Each of these tools categorizes the data it collects based on the computer name which simplifies the data aggregation when done by hand. Each of these tools also exports to a .csv or .xls format allowing for relatively easy importation.
I have been assigned the task of building a database to automate the aggregation that is needed and thus drastically reducing the time needed inspect for problems on the client network. However I have never designed a database such as this before and I am finding it exceedingly difficult to discover the proper layout for tables and relationships in order to ensure we have the data we need and that it is being properly imported to ensure that all problems on the client network are identified.
Each tool exports as follows:
AD:
Computer name
modified date
discription
AV/AS (we use several different AV utilities but they all have these common fields):
Computer Name
Scan date
av def #
as def #
last report date
and several other fields
WSUS:
computer name
number of updates needed
number of updates failed
last report date
a web report agent: (my boss would like this to be the "primary index" of all computers we manage, as all units regardless of company report to this tool)
company name
computer name
agent version number
and several other fields
disk status tool:
computer name
report date
tool version
drive letter
(each computer name typically has more than one drive letter, and each drive letter has several fields associated with it when this data is imported all the previous fields are properly enumerated.)
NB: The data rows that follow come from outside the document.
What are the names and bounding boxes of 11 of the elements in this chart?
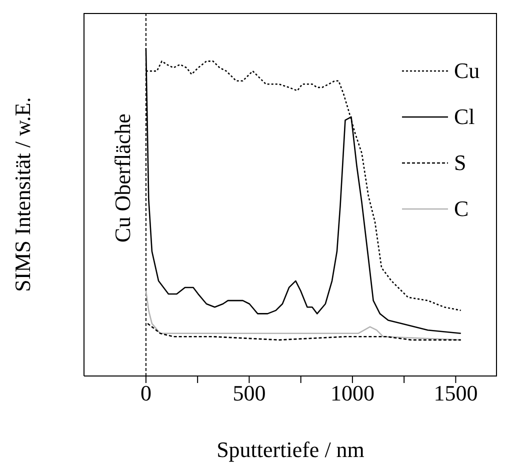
x-tick-label: 1500 xyxy=(434,380,478,406)
legend-label: C xyxy=(454,196,469,222)
legend-label: S xyxy=(454,150,466,176)
y-axis-title: SIMS Intensität / w.E. xyxy=(10,97,35,292)
legend-label: Cu xyxy=(454,58,480,84)
x-axis-title: Sputtertiefe / nm xyxy=(216,437,364,462)
x-tick-label: 500 xyxy=(232,380,266,406)
ref-line-label: Cu Oberfläche xyxy=(110,114,135,242)
x-tick-label: 0 xyxy=(140,380,152,406)
legend-label: Cl xyxy=(454,104,475,130)
x-tick-label: 1000 xyxy=(330,380,374,406)
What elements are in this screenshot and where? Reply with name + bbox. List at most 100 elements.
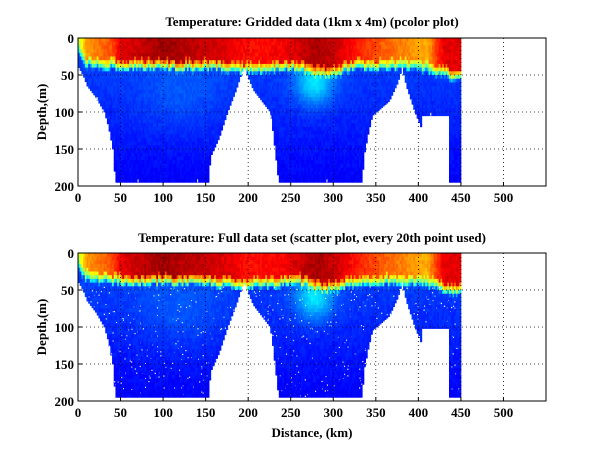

Now there are two problems with the various tools. At any given time one tool may contain data on a computer none of the others know of. This happens for many reasons but primarily because when old systems are retired, they may not always be removed properly, and/or the data may not be cleared for whatever reason. Secondly each tool can have gaps in its data, IE a date field may be left blank or only have a "-" in it if the unit has never reported in.
Now I can get the data to import, and I have found various ways to link the tables together. The issue that I am having is how exactly I can import the .csv files given the amount of data replication it creates, and maintain referential integrity.
I would greatly welcome any advise or help anyone can offer me.